Amid these conditions, competition is intensifying among companies seeking to show they can do more with AI. The Wall Street Journal reported that this is leading companies to plough the savings from layoffs back into investments in expensive chips.
Tech companies hired heavily during the COVID-19 pandemic and have been shedding weight through layoffs in recent years.
Tech companies believe operations will not suffer even if they reduce headcount. Since revenue per employee is widely seen as a key metric for measuring efficiency, there are also signs some view layoffs as a way to appeal more to investors.
But it is uncertain whether the outcomes will match what tech companies intend and want.
According to the Wall Street Journal, efforts by tech companies to package layoffs as foresight for the AI era could lead to unintended risks.
First, large-scale layoffs can hurt employee morale and drive other workers to leave. The Wall Street Journal reported that no matter how capable AI is, companies will still need people who understand the business model, deal with customers and, more importantly, ensure AI tools are safe.

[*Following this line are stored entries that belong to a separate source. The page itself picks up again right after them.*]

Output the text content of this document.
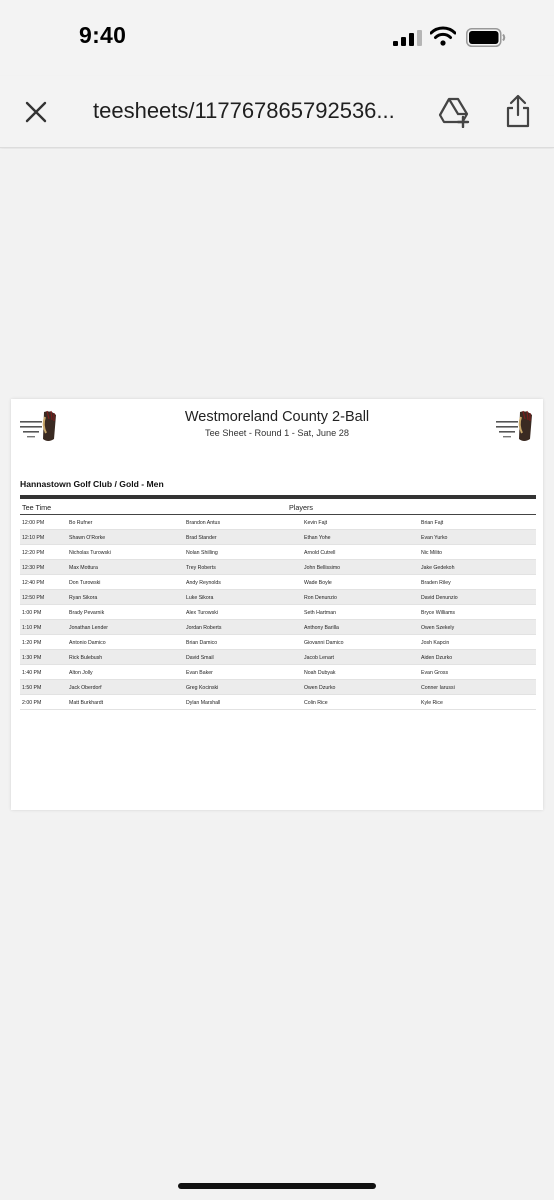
9:40
teesheets/117767865792536...
Westmoreland County 2-Ball
Tee Sheet - Round 1 - Sat, June 28
Hannastown Golf Club / Gold - Men
Tee Time	Players
12:00 PM	Bo Rufner	Brandon Antus	Kevin Fajt	Brian Fajt
12:10 PM	Shawn O'Rorke	Brad Stander	Ethan Yohe	Evan Yurko
12:20 PM	Nicholas Turowski	Nolan Shilling	Arnold Cutrell	Nic Milito
12:30 PM	Max Mottura	Trey Roberts	John Bellissimo	Jake Gedekoh
12:40 PM	Don Turowski	Andy Reynolds	Wade Boyle	Braden Riley
12:50 PM	Ryan Sikora	Luke Sikora	Ron Denunzio	David Denunzio
1:00 PM	Brady Pevarnik	Alex Turowski	Seth Hartman	Bryce Williams
1:10 PM	Jonathan Lender	Jordan Roberts	Anthony Barilla	Owen Szekely
1:20 PM	Antonio Damico	Brian Damico	Giovanni Damico	Josh Kapcin
1:30 PM	Rick Bulebush	David Smail	Jacob Lenart	Aiden Dzurko
1:40 PM	Alton Jolly	Evan Baker	Noah Dubyak	Evan Gross
1:50 PM	Jack Oberdorf	Greg Kocinski	Owen Dzurko	Conner Iarussi
2:00 PM	Matt Burkhardt	Dylan Marshall	Colin Rice	Kyle Rice
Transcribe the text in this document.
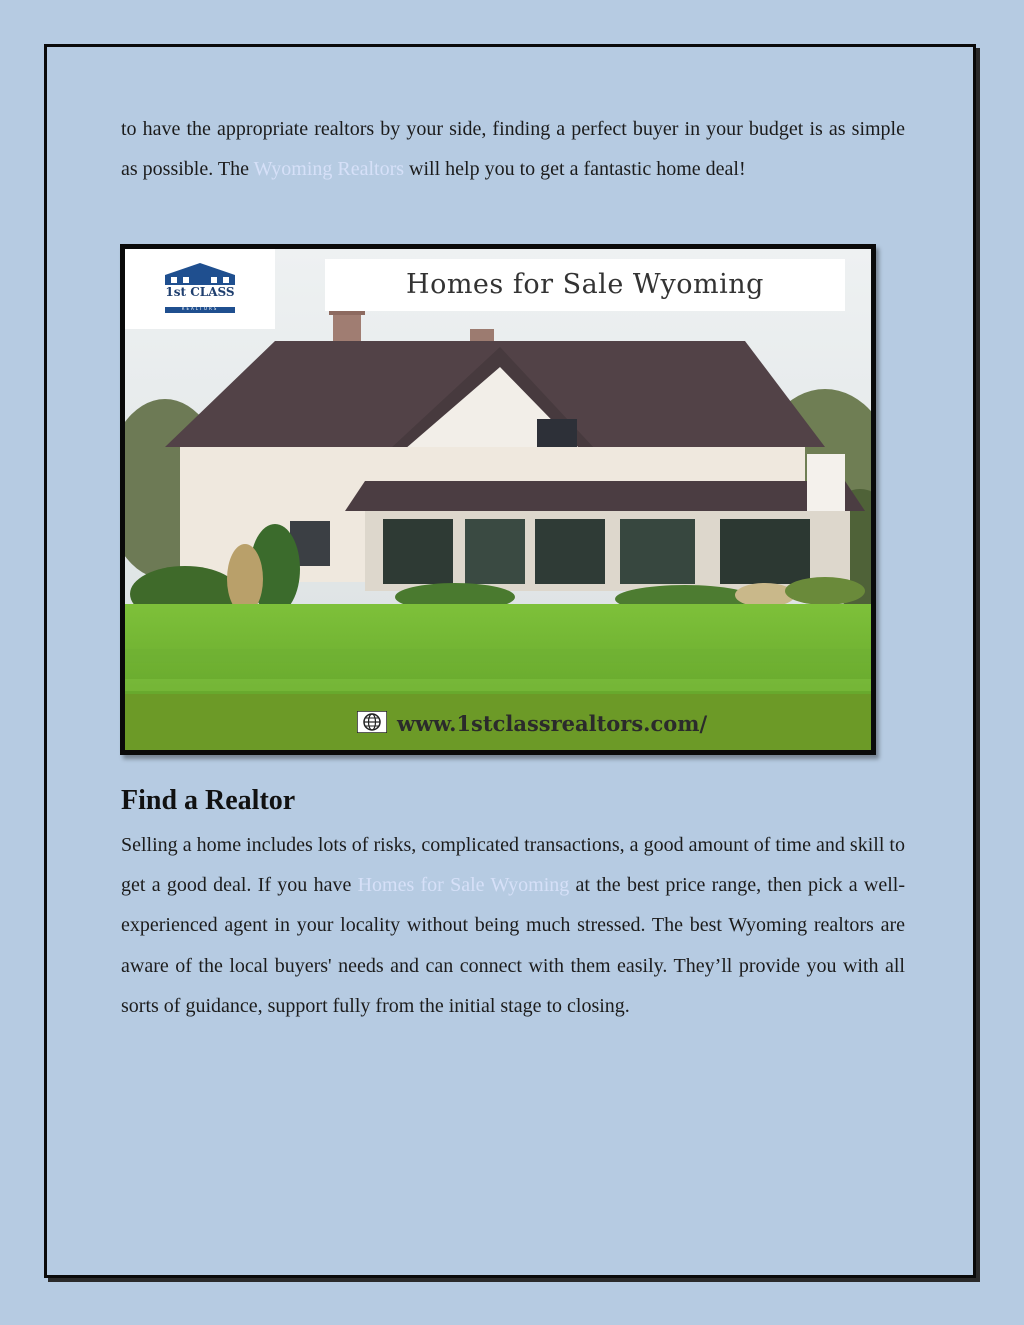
to have the appropriate realtors by your side, finding a perfect buyer in your budget is as simple as possible. The Wyoming Realtors will help you to get a fantastic home deal!

1st CLASS
REALTORS
Homes for Sale Wyoming
www.1stclassrealtors.com/
Find a Realtor

Selling a home includes lots of risks, complicated transactions, a good amount of time and skill to get a good deal. If you have Homes for Sale Wyoming at the best price range, then pick a well-experienced agent in your locality without being much stressed. The best Wyoming realtors are aware of the local buyers' needs and can connect with them easily. They’ll provide you with all sorts of guidance, support fully from the initial stage to closing.
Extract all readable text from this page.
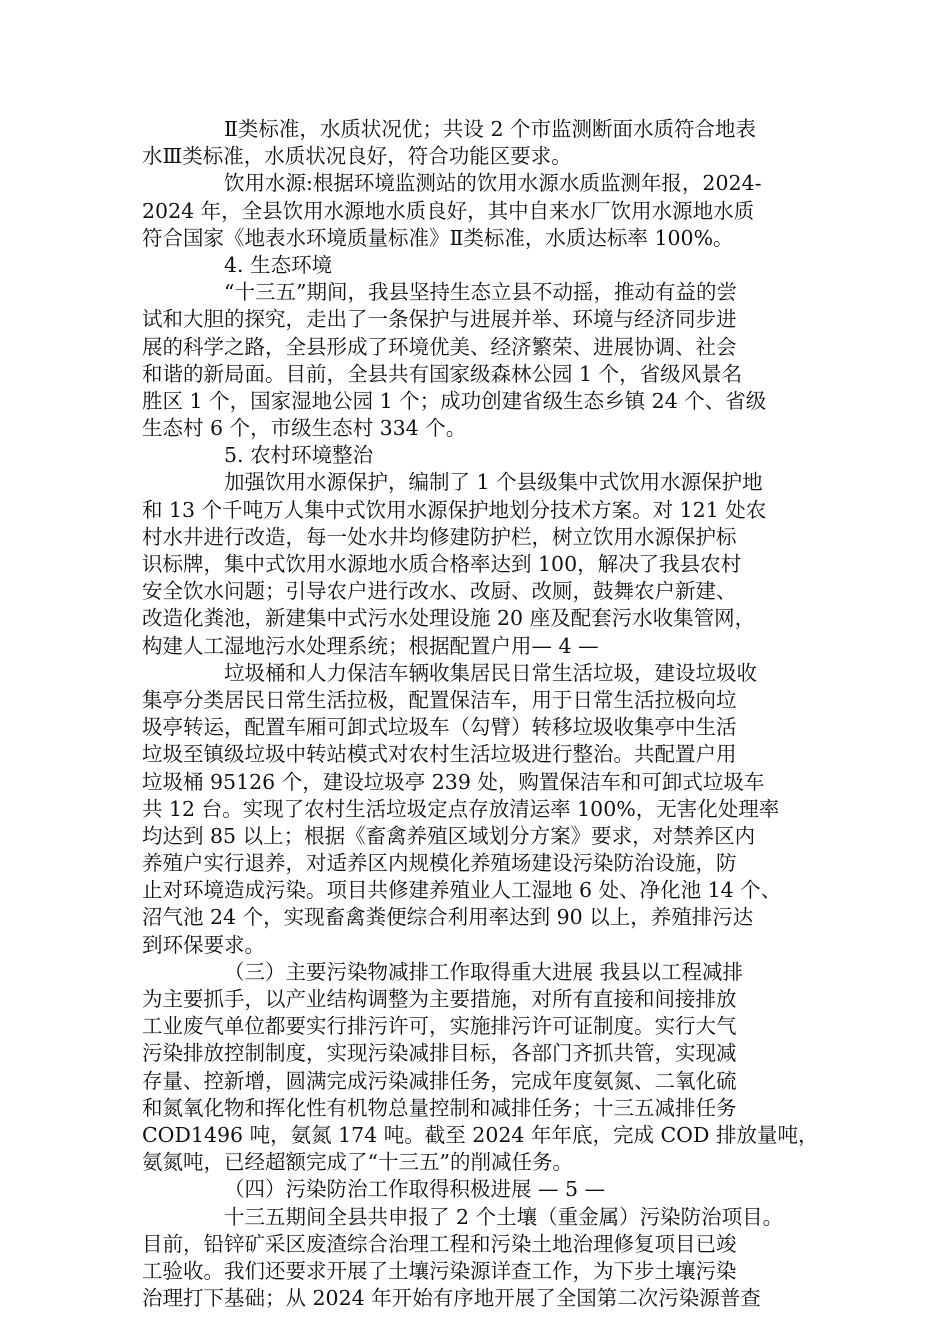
Ⅱ类标准，水质状况优；共设 2 个市监测断面水质符合地表
水Ⅲ类标准，水质状况良好，符合功能区要求。
饮用水源:根据环境监测站的饮用水源水质监测年报，2024-
2024 年，全县饮用水源地水质良好，其中自来水厂饮用水源地水质
符合国家《地表水环境质量标准》Ⅱ类标准，水质达标率 100%。
4. 生态环境
“十三五”期间，我县坚持生态立县不动摇，推动有益的尝
试和大胆的探究，走出了一条保护与进展并举、环境与经济同步进
展的科学之路，全县形成了环境优美、经济繁荣、进展协调、社会
和谐的新局面。目前，全县共有国家级森林公园 1 个，省级风景名
胜区 1 个，国家湿地公园 1 个；成功创建省级生态乡镇 24 个、省级
生态村 6 个，市级生态村 334 个。
5. 农村环境整治
加强饮用水源保护，编制了 1 个县级集中式饮用水源保护地
和 13 个千吨万人集中式饮用水源保护地划分技术方案。对 121 处农
村水井进行改造，每一处水井均修建防护栏，树立饮用水源保护标
识标牌，集中式饮用水源地水质合格率达到 100，解决了我县农村
安全饮水问题；引导农户进行改水、改厨、改厕，鼓舞农户新建、
改造化粪池，新建集中式污水处理设施 20 座及配套污水收集管网，
构建人工湿地污水处理系统；根据配置户用— 4 —
垃圾桶和人力保洁车辆收集居民日常生活垃圾，建设垃圾收
集亭分类居民日常生活拉极，配置保洁车，用于日常生活拉极向垃
圾亭转运，配置车厢可卸式垃圾车（勾臂）转移垃圾收集亭中生活
垃圾至镇级垃圾中转站模式对农村生活垃圾进行整治。共配置户用
垃圾桶 95126 个，建设垃圾亭 239 处，购置保洁车和可卸式垃圾车
共 12 台。实现了农村生活垃圾定点存放清运率 100%，无害化处理率
均达到 85 以上；根据《畜禽养殖区域划分方案》要求，对禁养区内
养殖户实行退养，对适养区内规模化养殖场建设污染防治设施，防
止对环境造成污染。项目共修建养殖业人工湿地 6 处、净化池 14 个、
沼气池 24 个，实现畜禽粪便综合利用率达到 90 以上，养殖排污达
到环保要求。
（三）主要污染物减排工作取得重大进展 我县以工程减排
为主要抓手，以产业结构调整为主要措施，对所有直接和间接排放
工业废气单位都要实行排污许可，实施排污许可证制度。实行大气
污染排放控制制度，实现污染减排目标，各部门齐抓共管，实现减
存量、控新增，圆满完成污染减排任务，完成年度氨氮、二氧化硫
和氮氧化物和挥化性有机物总量控制和减排任务；十三五减排任务
COD1496 吨，氨氮 174 吨。截至 2024 年年底，完成 COD 排放量吨，
氨氮吨，已经超额完成了“十三五”的削减任务。
（四）污染防治工作取得积极进展 — 5 —
十三五期间全县共申报了 2 个土壤（重金属）污染防治项目。
目前，铅锌矿采区废渣综合治理工程和污染土地治理修复项目已竣
工验收。我们还要求开展了土壤污染源详查工作，为下步土壤污染
治理打下基础；从 2024 年开始有序地开展了全国第二次污染源普查
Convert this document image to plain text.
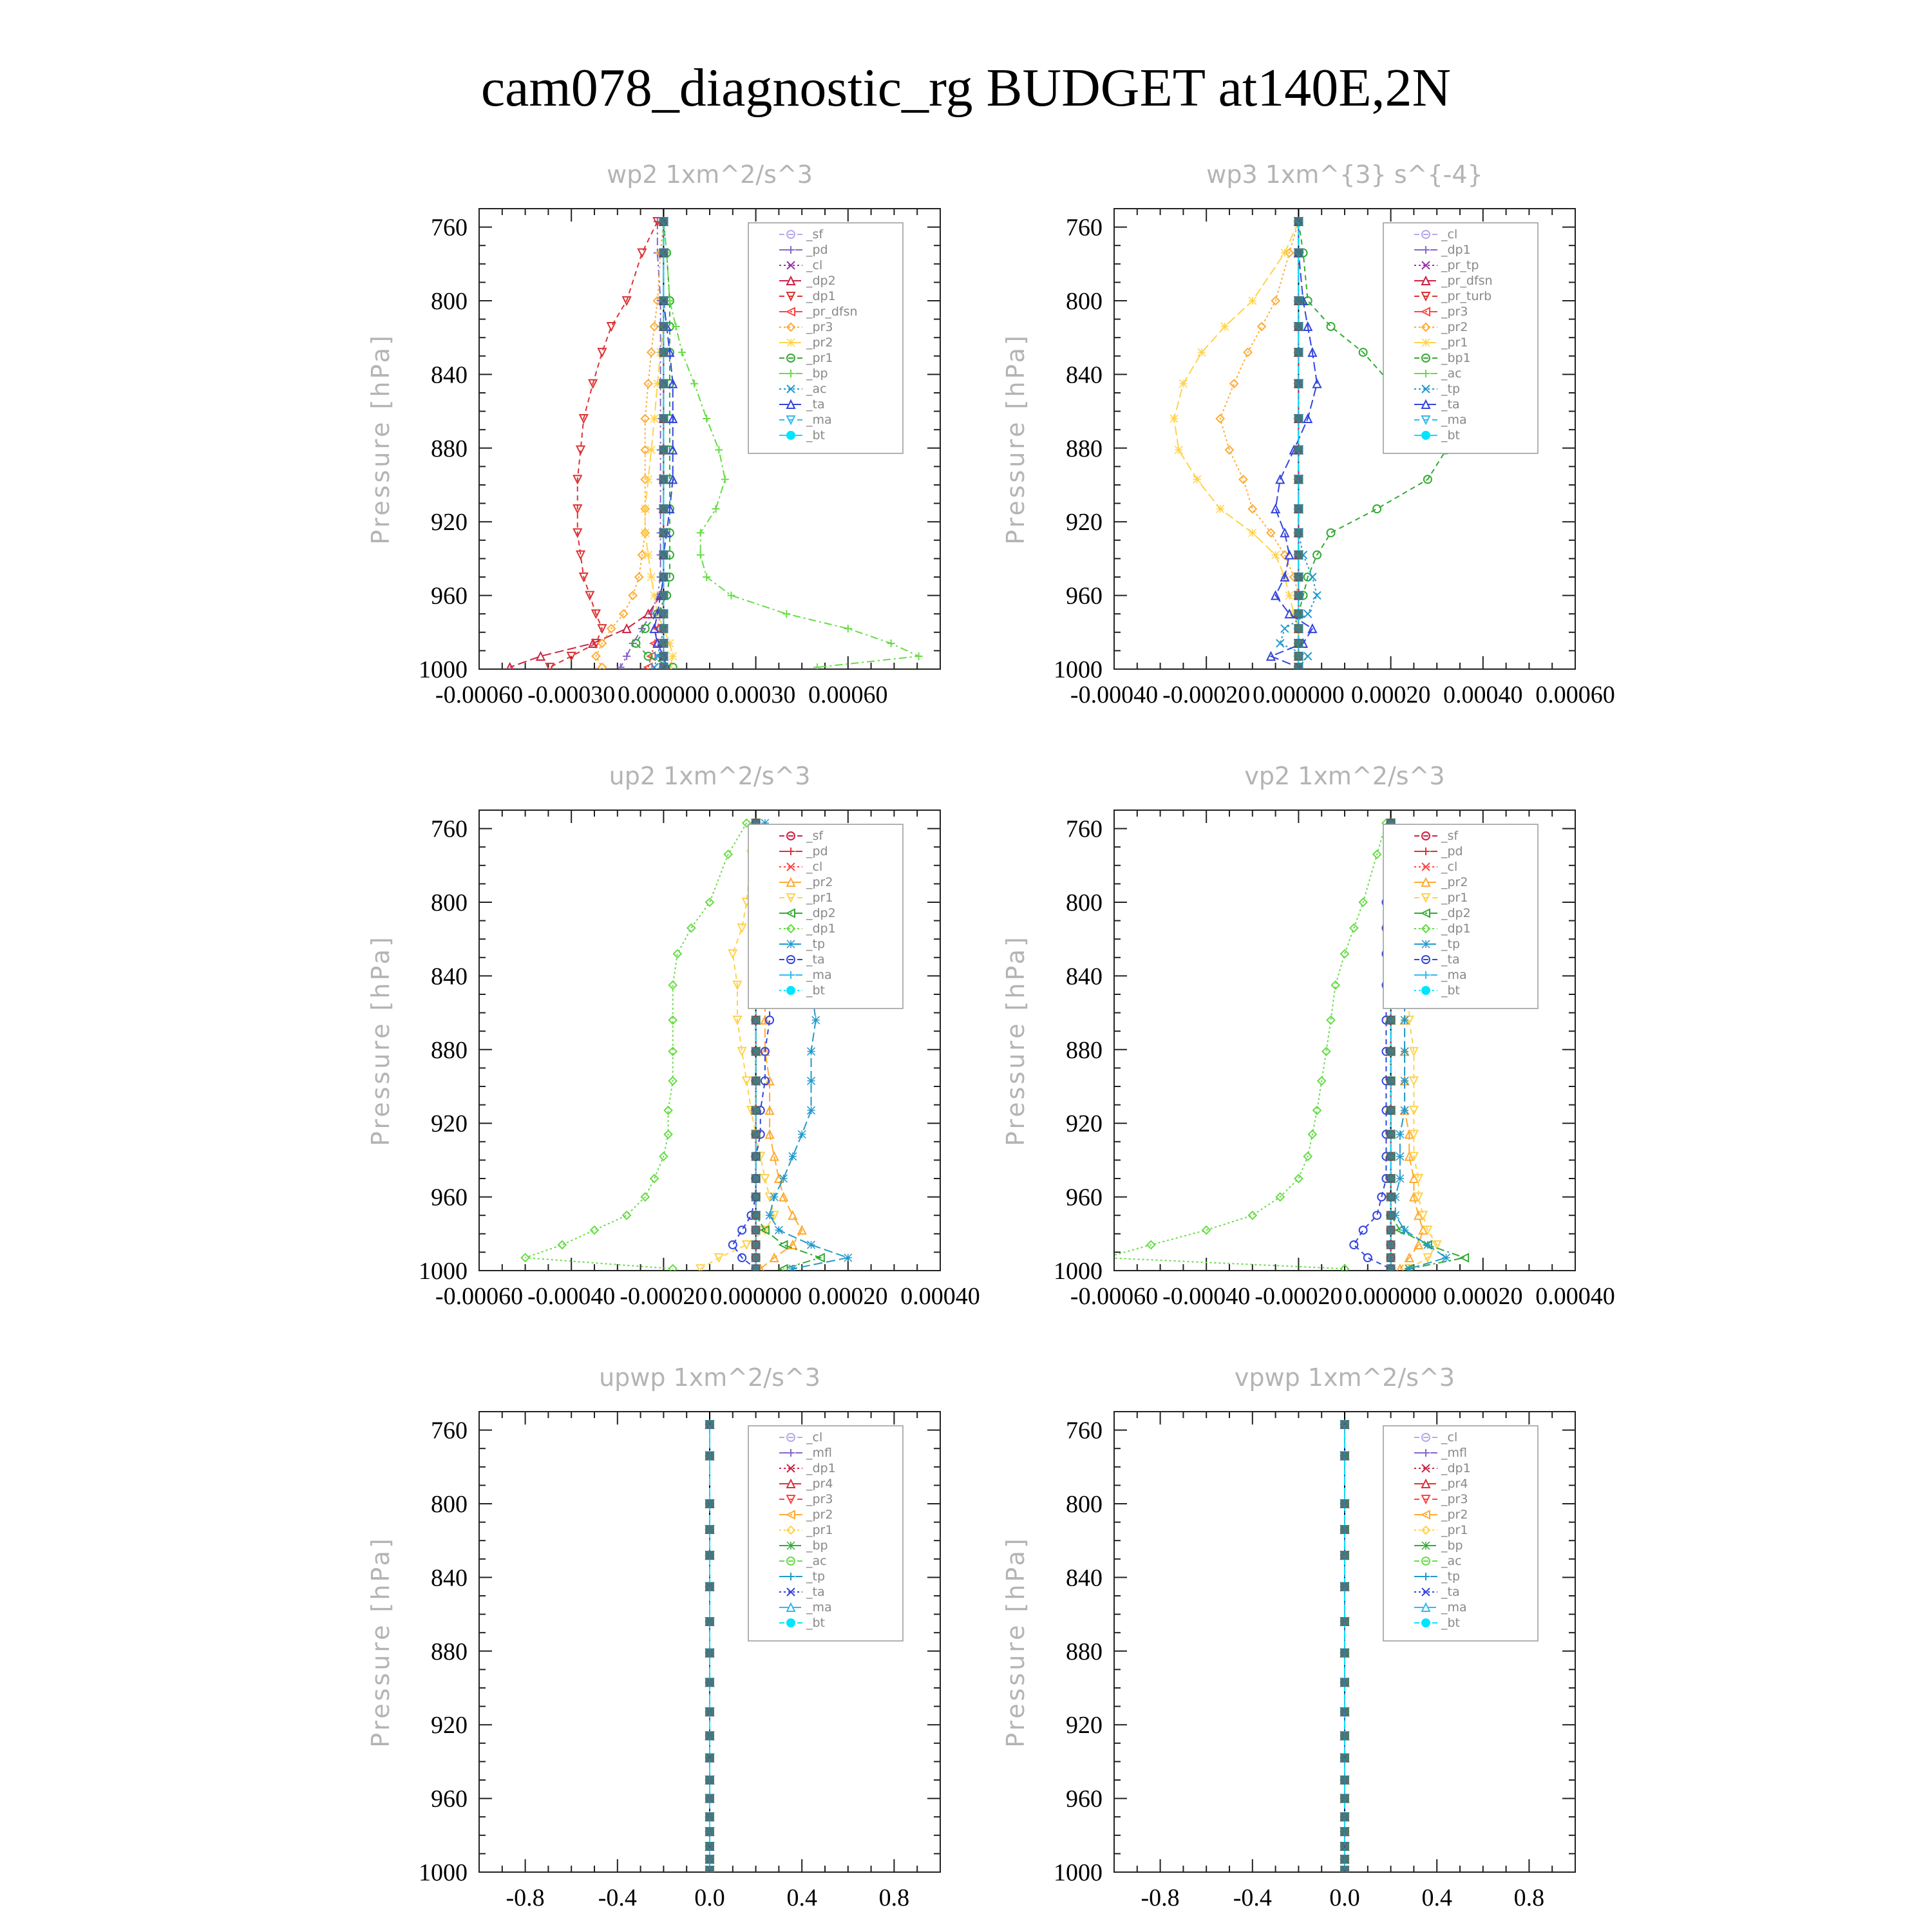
cam078_diagnostic_rg BUDGET at140E,2N
wp2 1xm^2/s^3
Pressure [hPa]
760
800
840
880
920
960
1000
-0.00060 -0.00030 0.000000 0.00030 0.00060
_sf
_pd
_cl
_dp2
_dp1
_pr_dfsn
_pr3
_pr2
_pr1
_bp
_ac
_ta
_ma
_bt
wp3 1xm^{3} s^{-4}
Pressure [hPa]
760
800
840
880
920
960
1000
-0.00040 -0.00020 0.000000 0.00020 0.00040 0.00060
_cl
_dp1
_pr_tp
_pr_dfsn
_pr_turb
_pr3
_pr2
_pr1
_bp1
_ac
_tp
_ta
_ma
_bt
up2 1xm^2/s^3
Pressure [hPa]
760
800
840
880
920
960
1000
-0.00060 -0.00040 -0.00020 0.000000 0.00020 0.00040
_sf
_pd
_cl
_pr2
_pr1
_dp2
_dp1
_tp
_ta
_ma
_bt
vp2 1xm^2/s^3
Pressure [hPa]
760
800
840
880
920
960
1000
-0.00060 -0.00040 -0.00020 0.000000 0.00020 0.00040
_sf
_pd
_cl
_pr2
_pr1
_dp2
_dp1
_tp
_ta
_ma
_bt
upwp 1xm^2/s^3
Pressure [hPa]
760
800
840
880
920
960
1000
-0.8 -0.4 0.0	0.4	0.8
_cl
_mfl
_dp1
_pr4
_pr3
_pr2
_pr1
_bp
_ac
_tp
_ta
_ma
_bt
vpwp 1xm^2/s^3
Pressure [hPa]
760
800
840
880
920
960
1000
-0.8 -0.4 0.0	0.4	0.8
_cl
_mfl
_dp1
_pr4
_pr3
_pr2
_pr1
_bp
_ac
_tp
_ta
_ma
_bt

Layoffs could also reinforce public perceptions that AI is the main culprit in reducing jobs. That could strengthen anti-AI sentiment or moves to regulate it. For companies pouring massive funds into staying ahead in competition, a rise in backlash against AI is the scenario they most want to avoid, the Wall Street Journal reported.
Large capital spending plans are also not always well received by investors. Recently, a sense of concern has been growing. Tesla shares fell 4 percent after it raised its spending target to $25 billion this year, the Wall Street Journal reported.